I grew
up in southeastern Idaho – a land of potato fields, extinct volcanoes, Mormons,
and exactly two seasons of the year. In Idaho, it’s either the mild,
extraordinarily dry summer or the deep, bitter, windy, punishing winter. Fall
and spring are each very pleasant and last for about ten minutes apiece.
In that
way, Hollywood is a lot like Idaho. There are two main seasons and nothing else
really counts. With Hollywood film releases, it’s either the gigantic,
expensive, generally brainless summer blockbuster season or it’s the serious,
calculated, prestige-project winter awards season.. Both the Academy of Motion
Picture Arts and Sciences and the Hollywood Foreign Press Association collect
their votes for the Oscars and the Golden Globe awards in December and January.

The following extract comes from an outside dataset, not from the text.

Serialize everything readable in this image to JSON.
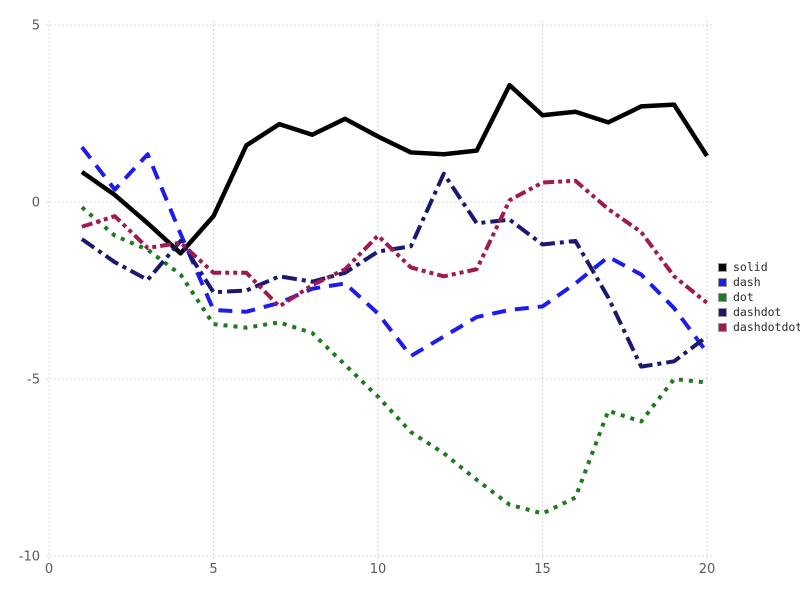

This means November and December are packed with the kinds of high budget, high
profile, high gloss pictures that are meant to be award-worthy. So if you’re a
movie fan, this means the holiday season is busy not just with buying presents,
attending parties, and navigating the icy roads, but also because you’re trying
to make it to the theater every weekend.
This
week I’d like to look at a few of the more interesting films coming our way
during the winter awards season.
November
7 will see the release of Interstellar, director Christopher Nolan’s
first picture since he shut down the Batman franchise in 2012. In the film,
Earth is environmentally devastated and unable to sustain our population any
more. Matthew McConaughey plays Cooper a widower engineer who is asked to help
man a space expedition through a worm hole in hopes of finding a more habitable
place for humanity to live. He has to decide if he wants to stay with his two
daughters and watch the planet die, or leave his girls possibly forever in
order to save the human race. I anticipate Cooper making that decision within
the first 30 minutes of the film and spending the rest of the movie exploring
freaky hostile planets on the other side of the universe. If you go to Interstellar,
plan on beautiful, glossy images; unexpected plot developments that make you
wonder what kind of film you’re watching exactly; and probably an ending that
you will spend the rest of the night talking about with your friends. Award
voters tend to be big fans of films with an epic scope and of genre pictures
that take sci fi or westerns or musicals a little beyond their usual borders. Interstellar
will probably fit that bill.
One week
later, Foxcatcher comes to theaters. It tells the true story of John
DuPont, a multimillionaire member of that DuPont family, who was a huge
supporter of amateur athletics. He even went as far as to turn part of his Foxcacher
Farm estate into a wrestling training facility for young Olympians. DuPont’s
mental illness and paranoia ultimately led him to murder Dave Schultz, an
Olympic champion freestyle wrestler. The film is directed by Bennett Miller
whose films Capote and Moneyball have both been smart and
unsentimental takes on true-life stories. The fact that the insane murdering
millionaire is played by Steve Carrel only makes the film that much more
intriguing. The Academy loves to acknowledge it when formerly silly actors take
on serious, dark, and/or disturbing roles. If Carell pulls off his performance,
look for him to be nominated for making the transition from Michael Scott to
the dark side.
One film
I’m particularly interested in coming out in December is Ridley Scott’s Exodus: Gods and Kings, a retelling of
Moses and the Ten Commandments. Mel Gibson’s extremely lucrative The Passion of the Christ reestablished
the Bibical epic as a prestige movie project and different directors have tried
them with varying degrees of success in recent years. The director of Alien, Blade Runner, American
Gangster, and Black Rain taking
on Moses just sounds fascinating to me. Of course, he’s directed ancient
history epics before with Gladiator and
the Kingdom of Heaven – but I’ll be interested
to see how Scott addresses the inherently religious or spiritual components of
this particular story. Having Batman as Moses definitely makes it more
commercial than it might otherwise be.
There
are a lot of other interesting, big budget, big ambition movies coming out this
season and I hope to find time for them all before the season is over. Unlike
winter in Idaho or Michigan, the winter movie season passes all too quickly.